軽く手を上げて合図を送ると、オーリはこちらに気が付いて覚束ない足取りで近付いてくる。
「酷い顔だな。とりあえず座れ」
椅子をひいて勧めると、オーリは無言で腰を下ろした。リリナナがじっとオーリを見つめ、口を開く。
「オーリ。顔が腫れて倍になってる。蜂を食べたでしょ?」
「ドワーフは蜂を食べるのか?」
「食べません……!!」
オーリは腫れた顔で抗議した。妙な迫力がある。流石は鍛冶王。
「とりあえずオーリは食事の前にこれを飲め」
腰のポーチからポーションの入った小瓶を出し、テーブルに置く。
「これは?」
「上級ポーションだ。そんな顔の腫れなんて一瞬で治る」
「えっ……!? 上級ポーションですか? 金貨十枚以上しますよ? 僕にはとても払えません」
まさか金を要求すると思われているとは……。心外だな。
「金のことは気にするな。後でしっかり働いてくれればいい」
「なんか怖いんですけど……」と言いながらも、オーリは小瓶を受け取って蓋を開き、さっと口に含んだ。みるみるうちに顔の腫れは収まり、見慣れた善人面が現れた。

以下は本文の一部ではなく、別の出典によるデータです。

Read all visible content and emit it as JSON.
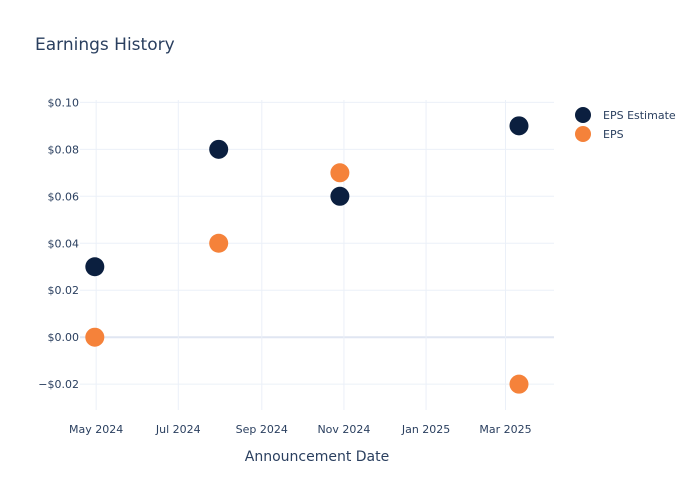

「で、どうした? まさか父親の働いていた工房を訪ねていって、因縁をつけられたわけではないだろうな? 何発も殴られ、しかも形見のハンマーまで奪われたりはしてないよな? まさか、正面から尋ねるとは思わなかったよ。こいつ馬鹿なの? とリリナナと話していたけど」
「……なんで知っているんですか?」
オーリは目を丸くして驚いている。
「念の為、リリナナが虫のアンデッドを操作してオーリのことを監視していたんだよ」
「よ」とリリナナは胸を張る。
「そんなことまで出来るんですか……。もう、何でもありですね」
「これぐらい、人大陸では当たり前だ。で、どうする? 潰すか? ホルンボリを」
「なんとかボリを」
オーリは更に目を見開く。
「駄目ですよ!! ハンマーを奪われたのは確かに許せないですけど、何も考えずに訪ねていった僕も迂闊だったんです」
「やり返さないのか?」
「のか?」
俺とリリナナの問いに、オーリはしっかりと顔を上げた。
「鍛師は作品で競うべきです。僕は今までで最高の魔剣を仕上げました。その評価で見返してやります!」
「それでこそ鍛冶王だ」
「カジオー」
オーリは顔を赤くする。
「やめてくださいよ! そのあだ名、恥ずかしいんですから!」
「残念だったな。品評会にはすでに『鍛冶王』の名前で登録を済ませた」
「ちょっとバンドウさん!? 絶対に他の参加者から笑われちゃいますよ?」
立ち上がり、オーリは拳を握って抗議を続ける。
「大丈夫だ。絶対にオーリを笑い者などにはさせない。なぁ? リリナナ」
「させない。させない」
リリナナは手をひらひらさせた。そして、口元をニヤリと歪める。
「品評会のことは俺達に任せておけ。オーリはただ流れに身を任せているだけでいいから」
「流れ……ですか」
少し落ち着いてきたオーリは席についた。そして腹を鳴らす。
「好きなものを頼んでいいぞ。今日は前祝いだ」
「はい……」
オーリはテーブルに置いてあったメニューを手に取り、エールと肉料理三品を頼んだ。そしてガツガツと食べ始める。
俺とリリナナは金を渡して先に席を立ち、品評会での演出について策を練ることにした。